Ya no es solo un problema de jóvenes mileuristas, aunque su salud mental esté golpeada más que nunca. La precariedad creciente, la pauperización a la que nos abocamos, no es producto de crisis sobrevenidas, como la inflacionaria actual. Son esas crisis las que permiten a las peores empresas apretar más las tuercas, como demuestran los datos, y cumplir con una regla matemática bien sencilla: cuanto menos tenemos nosotros, más tienen ellas. Una cuestión de puro reparto, jamás de escasez.

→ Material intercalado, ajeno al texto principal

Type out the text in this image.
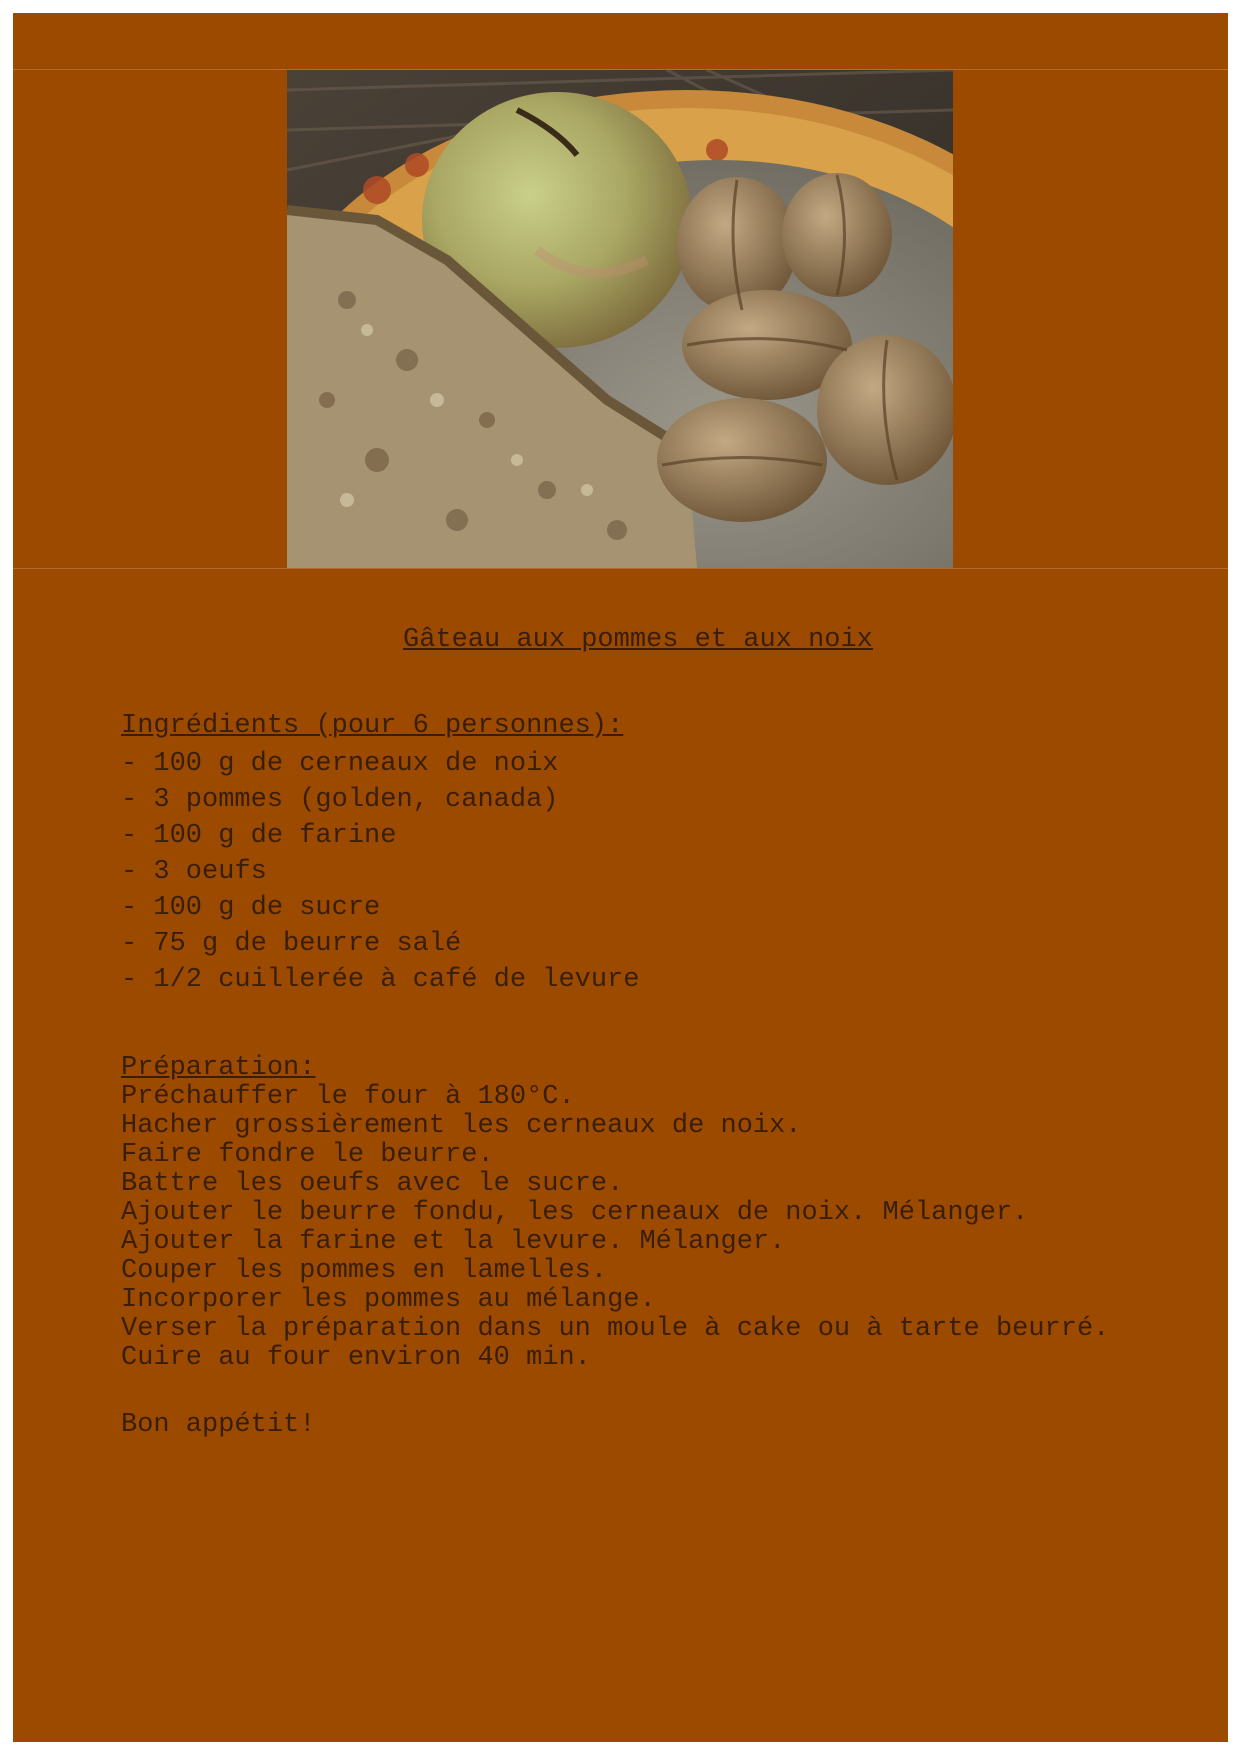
Gâteau aux pommes et aux noix
Ingrédients (pour 6 personnes):
- 100 g de cerneaux de noix
- 3 pommes (golden, canada)
- 100 g de farine
- 3 oeufs
- 100 g de sucre
- 75 g de beurre salé
- 1/2 cuillerée à café de levure
Préparation:
Préchauffer le four à 180°C.
Hacher grossièrement les cerneaux de noix.
Faire fondre le beurre.
Battre les oeufs avec le sucre.
Ajouter le beurre fondu, les cerneaux de noix. Mélanger.
Ajouter la farine et la levure. Mélanger.
Couper les pommes en lamelles.
Incorporer les pommes au mélange.
Verser la préparation dans un moule à cake ou à tarte beurré.
Cuire au four environ 40 min.
Bon appétit!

Esos beneficios obscenos se presentan públicamente y de forma tan arrogante gracias a una sensación de completa de impunidad, cuya única explicación reside en la cobarde pasividad del Gobierno

Esos beneficios obscenos se presentan públicamente y de forma tan arrogante gracias a una sensación de completa de impunidad, cuya única explicación reside en la cobarde pasividad del Gobierno: impuestos a la banca, pero solo de manera temporal; limitaciones a los precios del alquiler de viviendas, pero no rebajas; prórrogas de alquileres en las mismas condiciones, pero solo de seis meses, etc. Ninguna medida realmente estructural, ninguna medida de verdadera reforma fiscal ni de redistribución.

Y eso les convierte en culpables ante cada cuadro de ansiedad, ante cada crisis y daño autoinfligido entre los más jóvenes. Por eso, cuando, tal y como hacía Isaac Rosa en esta columna, preguntemos “¿Jóvenes, qué os pasa?”, no olvidemos responder: “También os pasa un Gobierno cómplice”. Y eso no hay campaña electoral que lo vaya a borrar.